Dünya ile ilgili atasözleri deyimler ve anlamları

Güncellenme: Soru/Yorum: 0

İlgili deyimler ve anlamları


Türkiye'nin de göründüğü Dünya görüntüsü
Dünya
İçinde "dünya" kelimesi geçen deyimler, açıklamaları ve örnek cümleler:

  • Dünya ahiret bacım (kardeşim) olsun: (deyiminin anlamı) Karşı cinsten bir bayan kişi ya da bir tanıdıktan söz ederken "ona el sürmem, kötü gözle bakmam" anlamında söylenir ve kardeşlik duygusundan başka bir gözle bakılmadığını anlatır: Veli benim bir canımdan kıymetli kardaşım, kız kardaşı Ayşe, dünya ahiret bacım... Yaktırır mıyız başını bacımızın? Düşürür müyüz bacımızı bir itin eline? (S. Kocagöz)
  • Dünya, başına dar olmak (gelmek): Çok sıkılmak, büyük bir çaresizlik içinde kalmak: Kan gövdeyi götürür ve dünya, kâfirlerin başına dar olur. En sonunda kale fethedilir ve kuleler yere çakılır. (İ. Kayaokay)
  • Dünya batsa (yansa, yıkılsa) umurunda değil: Hiçbir şeyle ilgisi olmayan, sorumluluk duygusu taşımayan, tasasız, lâkayt kimseler için kullanılır: Bana ne dünyada olup bitenlerden, dünya batsa umurumda olmaz, benim dünyam batmış zaten" diye naralar atarak radyoyu kapattım. (M. Gürses)
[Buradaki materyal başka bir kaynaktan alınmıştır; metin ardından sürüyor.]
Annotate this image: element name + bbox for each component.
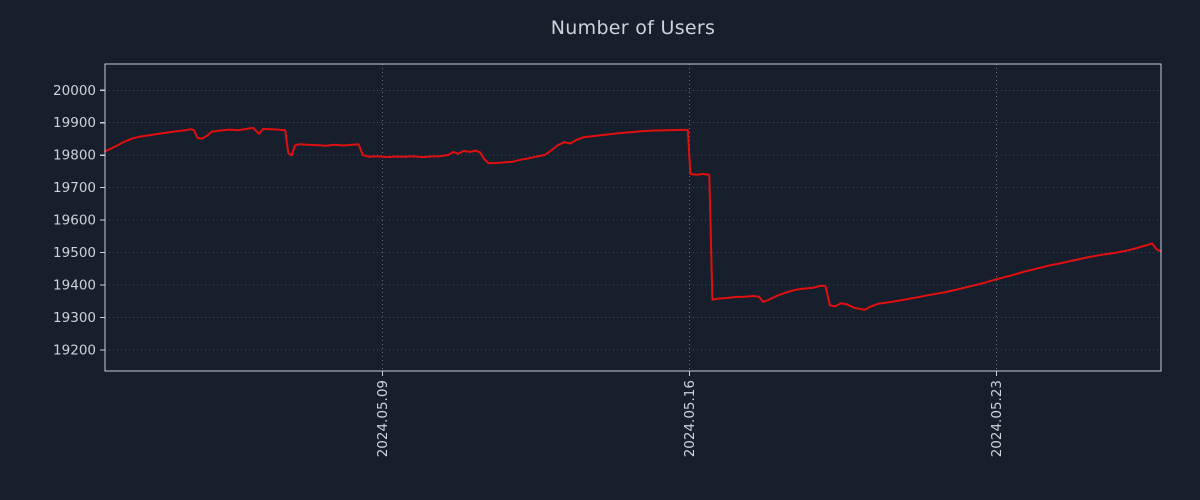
y-tick-label: 19700 [53, 180, 96, 196]
y-tick-label: 19900 [53, 115, 96, 131]
y-tick-label: 19400 [53, 278, 96, 294]
chart-title: Number of Users [550, 17, 716, 39]
y-tick-label: 19800 [53, 148, 96, 164]
y-tick-label: 20000 [53, 83, 96, 99]
x-tick-label: 2024.05.23 [989, 380, 1005, 457]
y-tick-label: 19600 [53, 213, 96, 229]
axes-frame [104, 63, 1162, 372]
y-tick-label: 19500 [53, 245, 96, 261]
y-tick-label: 19200 [53, 342, 96, 358]
y-tick-label: 19300 [53, 310, 96, 326]
x-tick-label: 2024.05.16 [682, 380, 698, 457]
x-tick-label: 2024.05.09 [375, 380, 391, 457]
data-series-line [104, 126, 1162, 311]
  • Dünya bir araya gelse: Bütün insanlar tersini savunsa ya da engel olmaya kalksa da yeterli olmaz: Bugün istesem ben ona varırım; bugün istesem o beni alır; dünya bir araya gelse, kimseler bizi ayıramaz (Y. K. Karaosmanoğlu). Dünya bir araya gelse, dediğinden dönmez.
  • Dünya durdukça: Çok uzun zaman, kıyamete kadar: Dünya durdukça Türk Anadolu'ya hakim olacaktır!... Hepimizin ve bütün Türklerin dileği budur. (Alparslan)
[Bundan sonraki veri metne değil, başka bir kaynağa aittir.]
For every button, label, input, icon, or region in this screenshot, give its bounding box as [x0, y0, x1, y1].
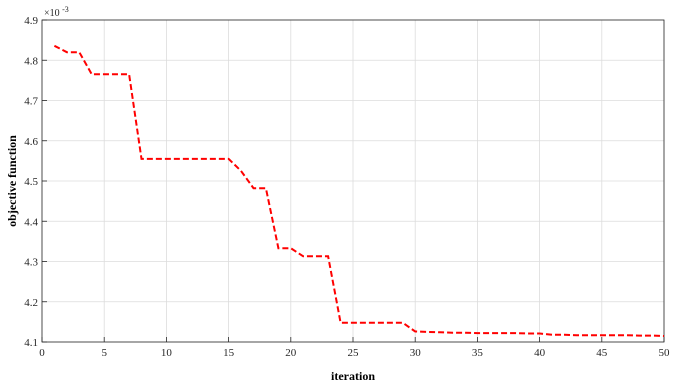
y-tick-label: 4.2: [24, 297, 38, 309]
x-tick-label: 20: [285, 347, 297, 359]
axis-ticks: 0 5 10 15 20 25 30 35 40 45 50 4.1 4.2 4.3 4.4 4.5 4.6 4.…: [24, 15, 670, 359]
y-tick-label: 4.6: [24, 136, 38, 148]
series-layer: [53, 44, 665, 337]
x-tick-label: 30: [410, 347, 422, 359]
y-axis-label: objective function: [5, 135, 19, 227]
x-tick-label: 0: [39, 347, 45, 359]
y-exponent-base: ×10: [44, 8, 60, 19]
y-tick-label: 4.9: [24, 15, 38, 27]
y-tick-label: 4.8: [24, 55, 38, 67]
x-tick-label: 5: [101, 347, 107, 359]
y-exponent-power: -3: [62, 5, 69, 14]
x-tick-label: 25: [348, 347, 360, 359]
y-exponent-label: ×10 -3: [44, 5, 69, 19]
x-tick-label: 15: [223, 347, 235, 359]
x-axis-label: iteration: [331, 369, 375, 383]
x-tick-label: 45: [596, 347, 608, 359]
y-tick-label: 4.1: [24, 337, 38, 349]
y-tick-label: 4.3: [24, 257, 38, 269]
y-tick-label: 4.5: [24, 176, 38, 188]
series-line: [53, 44, 665, 337]
x-tick-label: 10: [161, 347, 173, 359]
x-tick-label: 35: [472, 347, 484, 359]
x-tick-label: 50: [659, 347, 671, 359]
y-tick-label: 4.7: [24, 96, 38, 108]
y-tick-label: 4.4: [24, 216, 38, 228]
x-tick-label: 40: [534, 347, 546, 359]
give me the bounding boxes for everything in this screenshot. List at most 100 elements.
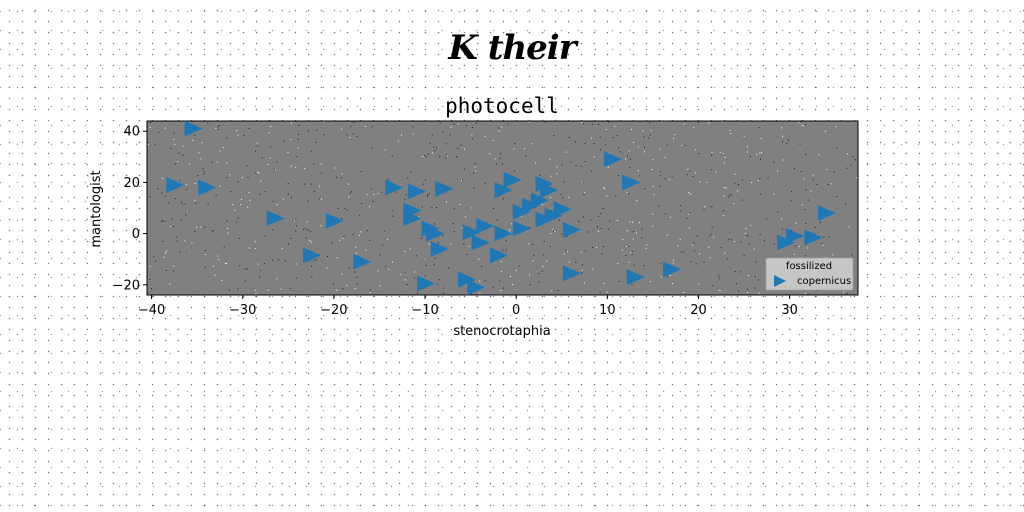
noise-speckle [498, 127, 500, 129]
noise-speckle [272, 229, 274, 231]
noise-speckle [169, 283, 171, 285]
noise-speckle [580, 251, 582, 253]
noise-speckle [217, 255, 219, 257]
noise-speckle [754, 276, 756, 278]
data-point [786, 228, 805, 245]
noise-speckle [846, 153, 848, 155]
noise-speckle [617, 262, 619, 264]
noise-speckle [748, 243, 750, 245]
noise-speckle [687, 192, 689, 194]
noise-speckle [767, 177, 769, 179]
noise-speckle [462, 179, 464, 181]
noise-speckle [743, 236, 745, 238]
noise-speckle [385, 265, 387, 267]
noise-speckle [587, 231, 589, 233]
noise-speckle [824, 130, 826, 132]
noise-speckle [218, 128, 220, 130]
noise-speckle [541, 204, 543, 206]
noise-speckle [241, 198, 243, 200]
noise-speckle [711, 206, 713, 208]
noise-speckle [525, 155, 527, 157]
noise-speckle [290, 165, 292, 167]
noise-speckle [182, 145, 184, 147]
noise-speckle [198, 152, 200, 154]
noise-speckle [290, 139, 292, 141]
noise-speckle [492, 286, 494, 288]
noise-speckle [484, 280, 486, 282]
noise-speckle [282, 198, 284, 200]
data-point [303, 247, 322, 264]
legend-marker [774, 275, 786, 287]
noise-speckle [729, 194, 731, 196]
noise-speckle [207, 122, 209, 124]
noise-speckle [590, 219, 592, 221]
noise-speckle [756, 153, 758, 155]
noise-speckle [201, 142, 203, 144]
noise-speckle [452, 223, 454, 225]
noise-speckle [724, 252, 726, 254]
noise-speckle [605, 128, 607, 130]
data-point [544, 207, 563, 224]
noise-speckle [426, 195, 428, 197]
noise-speckle [728, 238, 730, 240]
noise-speckle [425, 264, 427, 266]
noise-speckle [174, 144, 176, 146]
noise-speckle [711, 169, 713, 171]
noise-speckle [529, 284, 531, 286]
noise-speckle [706, 181, 708, 183]
noise-speckle [442, 131, 444, 133]
noise-speckle [807, 293, 809, 295]
noise-speckle [309, 240, 311, 242]
noise-speckle [401, 134, 403, 136]
noise-speckle [355, 246, 357, 248]
noise-speckle [191, 242, 193, 244]
noise-speckle [344, 208, 346, 210]
noise-speckle [255, 248, 257, 250]
noise-speckle [257, 171, 259, 173]
noise-speckle [734, 270, 736, 272]
noise-speckle [748, 275, 750, 277]
noise-speckle [514, 143, 516, 145]
noise-speckle [366, 194, 368, 196]
noise-speckle [257, 145, 259, 147]
noise-speckle [424, 258, 426, 260]
noise-speckle [259, 269, 261, 271]
noise-speckle [823, 236, 825, 238]
noise-speckle [226, 137, 228, 139]
noise-speckle [602, 208, 604, 210]
noise-speckle [598, 215, 600, 217]
noise-speckle [484, 182, 486, 184]
noise-speckle [666, 234, 668, 236]
noise-speckle [268, 132, 270, 134]
noise-speckle [226, 162, 228, 164]
noise-speckle [391, 155, 393, 157]
noise-speckle [392, 261, 394, 263]
noise-speckle [618, 280, 620, 282]
noise-speckle [226, 220, 228, 222]
noise-speckle [412, 126, 414, 128]
noise-speckle [590, 137, 592, 139]
noise-speckle [290, 237, 292, 239]
x-axis: −40 −30 −20 −10 0 10 20 30 [138, 295, 798, 318]
noise-speckle [723, 187, 725, 189]
noise-speckle [227, 232, 229, 234]
noise-speckle [688, 213, 690, 215]
noise-speckle [801, 124, 803, 126]
noise-speckle [777, 211, 779, 213]
noise-speckle [689, 212, 691, 214]
noise-speckle [348, 183, 350, 185]
noise-speckle [584, 192, 586, 194]
noise-speckle [633, 231, 635, 233]
noise-speckle [835, 126, 837, 128]
noise-speckle [575, 165, 577, 167]
noise-speckle [680, 205, 682, 207]
noise-speckle [843, 291, 845, 293]
noise-speckle [217, 126, 219, 128]
noise-speckle [747, 288, 749, 290]
noise-speckle [369, 289, 371, 291]
noise-speckle [581, 264, 583, 266]
noise-speckle [274, 169, 276, 171]
noise-speckle [735, 283, 737, 285]
noise-speckle [213, 229, 215, 231]
noise-speckle [628, 193, 630, 195]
  • Dünya durdukça durasın!: Çok yaşa, Allah sana uzun ömürler versin: Çok yaşayasın Yahya Ustam! Dünya durdukça durasın! İki cihanda aziz olasın. Yaptığın kılıçlar altın kesile! Bastığın toprak sallana! Gam yüzü görmeyesin, yanakların gözyaşlarıyla ıslanmaya! (B. Büyükarkın)
  • Dünya evine girmek: Evlenmek: Şair ruhlu, temiz yüzlü yirmi beş yaşındaki Akif, Tophane-i Amire veznedarı Mehmet Emin Bey'in hanım hanımcık, mütevazı kızı, yirmi yaşındaki İsmet Hanım'la dünya evine girdi. (S. Başman)
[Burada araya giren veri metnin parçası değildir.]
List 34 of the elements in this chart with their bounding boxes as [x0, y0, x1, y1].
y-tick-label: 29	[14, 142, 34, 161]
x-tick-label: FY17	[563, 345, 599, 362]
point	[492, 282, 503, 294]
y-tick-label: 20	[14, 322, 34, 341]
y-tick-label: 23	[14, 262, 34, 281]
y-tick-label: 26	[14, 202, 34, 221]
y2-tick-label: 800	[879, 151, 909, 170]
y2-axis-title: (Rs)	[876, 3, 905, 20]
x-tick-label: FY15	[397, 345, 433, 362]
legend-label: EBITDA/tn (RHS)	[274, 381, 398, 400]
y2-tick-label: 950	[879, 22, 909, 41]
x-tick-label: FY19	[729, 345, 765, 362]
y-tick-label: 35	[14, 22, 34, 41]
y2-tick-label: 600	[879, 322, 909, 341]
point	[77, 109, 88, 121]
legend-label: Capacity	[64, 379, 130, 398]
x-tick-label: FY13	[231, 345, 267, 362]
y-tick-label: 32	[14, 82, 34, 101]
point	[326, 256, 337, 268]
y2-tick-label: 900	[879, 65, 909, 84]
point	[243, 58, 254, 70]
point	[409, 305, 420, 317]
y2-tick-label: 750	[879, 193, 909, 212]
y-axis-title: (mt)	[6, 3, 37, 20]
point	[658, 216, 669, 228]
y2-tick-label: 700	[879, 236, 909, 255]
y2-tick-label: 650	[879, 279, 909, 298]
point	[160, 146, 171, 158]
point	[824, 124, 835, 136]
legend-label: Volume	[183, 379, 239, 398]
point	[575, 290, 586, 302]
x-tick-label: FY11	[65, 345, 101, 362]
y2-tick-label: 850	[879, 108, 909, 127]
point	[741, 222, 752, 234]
  • Dünya, gözüne (ona) zindan olmak: Büyük bir karamsarlık ve umutsuzluk içine düşmek: Karışının ölümünden sonra dünya adamın gözüne zindan oldu, inzivâya çekildi (N. Muallimoğlu). Ölmemiş fakat olmuş dünya ona bir zindan; / Yaşamış karanlıkta pek uzunca bir zaman. (H. A. Yücel)
  • Dünya gözüyle (görmek): Ölmeden önce sağlığında (görmek): Mektubun sonuna gelirken, dünya gözüyle senden son bir isteğim daha var oğlum (E. Yılmaz). Allah nasip etti de, dünya gözüyle Kudüs'ü görmüş oldum. (S. Yüzgenç)
  • Dünya (dünyalar) kadar: Pek çok: Hem bizim dünya kadar işimiz var, sen de bize yardımcı olacaksın, kaçmak yok öyle (T. Demir). Dünyalar kadar güzelsin. Sattığın bütün çiçeklerden daha güzelsin. (G. Boralıoğlu)
  • Dünya kazan ben kepçe: Bir şeyin çok arandığını, her yerin dolaşıldığını anlatır: Dünya kazan ben kepçe aradım her yeri, bulamadım seni. (L. Kaleli)
  • Dünya kelamı etmek: Olup bitenlerden, bu dünya ile ilgili şeylerden konuşmak: Zorunlu olmadıkça dünya kelamı pek dökülmedi dudaklarımızdan. Dilimizde dualarla mütevekkil bir şekilde bekledik. (M. Leyla)
  • Dünya varmış: Sıkıntılı bir durumdan kurtulan kişinin söylediği söz: Uzunca bir uğraşmadan sonra tahliye olduk. Oooh, dünya varmış. (M. S. Koz)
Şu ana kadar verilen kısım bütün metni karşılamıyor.